“Mevzubahis olan “Cumhuriyet” ise, demokrasi teferruattır” sözlerinin benimsendiği ülke için anlamsız bir soru bu…
Öyleyse, biraz olsun anlamlı bir soru daha:
“Kraliyet İngilteresi mi, İsveç Krallığı mı, “Cumhuriyet Türkiyesi”mi, hangisi (daha?) demokratik?”
Bu soru da pek tatsız tuzsuz. Hele içinden geçtiğimiz şu günlerde “zararlı” bir soru…
O zaman, şöyle sorayım:
“Tatsız, tuzsuz da olsa her cumhuriyeti sevmek farz mıdır?”
* * *
Sene 1933, Cumhuriyet’in onuncu yılı, 29 Ekim’in öncesinden başlayarak Yeni Asır gazetesinde İzmirli önde gelen kadınlara şu soru yöneltiliyor:
“Cumhuriyet nasıl sevilir?”
Bugün sorun aynı soruyu, büyük çoğunlukla cevap şöyle gelir:
“Atamızın eseridir, ölümüne sevilir… Kanımızın son damlasına kadar sevilir… Ya sevilir, ya ..!”
Ya da buna benzer, basmakalıp, ilkokul ezberi, yerli ve milli ilânı aşk cümleleri sıralanır.
O gün de, yani Ekim 1933’te, “çağdaş” İzmir kadınları, biri dışında hepsi yukarıdakine benzer cevaplar veriyor.

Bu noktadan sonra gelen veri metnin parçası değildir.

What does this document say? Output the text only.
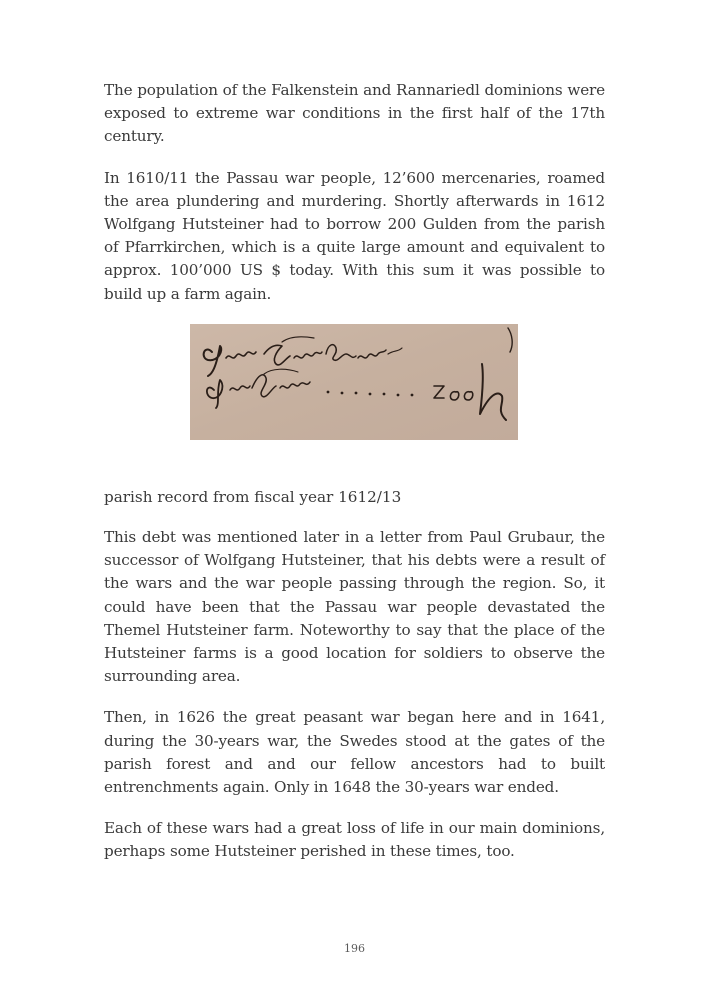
The population of the Falkenstein and Rannariedl dominions were exposed to extreme war conditions in the first half of the 17th century.

In 1610/11 the Passau war people, 12’600 mercenaries, roamed the area plundering and murdering. Shortly afterwards in 1612 Wolfgang Hutsteiner had to borrow 200 Gulden from the parish of Pfarrkirchen, which is a quite large amount and equivalent to approx. 100’000 US $ today. With this sum it was possible to build up a farm again.

parish record from fiscal year 1612/13

This debt was mentioned later in a letter from Paul Grubaur, the successor of Wolfgang Hutsteiner, that his debts were a result of the wars and the war people passing through the region. So, it could have been that the Passau war people devastated the Themel Hutsteiner farm. Noteworthy to say that the place of the Hutsteiner farms is a good location for soldiers to observe the surrounding area.

Then, in 1626 the great peasant war began here and in 1641, during the 30-years war, the Swedes stood at the gates of the parish forest and and our fellow ancestors had to built entrenchments again. Only in 1648 the 30-years war ended.

Each of these wars had a great loss of life in our main dominions, perhaps some Hutsteiner perished in these times, too.

196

Aykırı giden bir kadın var, adı Handan Sermet, cevabına şöyle giriyor:
“Soru açık değil., Nasıl bir cumhuriyet sevilir? Anlamında mı yoksa, cumhuriyeti sevdirmek için nasıl hareket etmelidir? Anlamında mı olduğu pek ayırt edilemiyor. İkincisine cevap vermek .. İdare makinesini elinde tutanlara karşı biraz akıl hocalığı etmek gibi bir şey olacak. Haddini bilen bir insanım. Kendime göre, bu konuda bir iki kelimelik fikrim olsa dahi, susmayı yeğlerim.
İkinci ihtimale gelince: Galiba her şeyin en mükemmeli seviliyor, bütün koşulları kendinde toplamadıkça bir şeyin taslağı hemen hep karikatüre benziyor…”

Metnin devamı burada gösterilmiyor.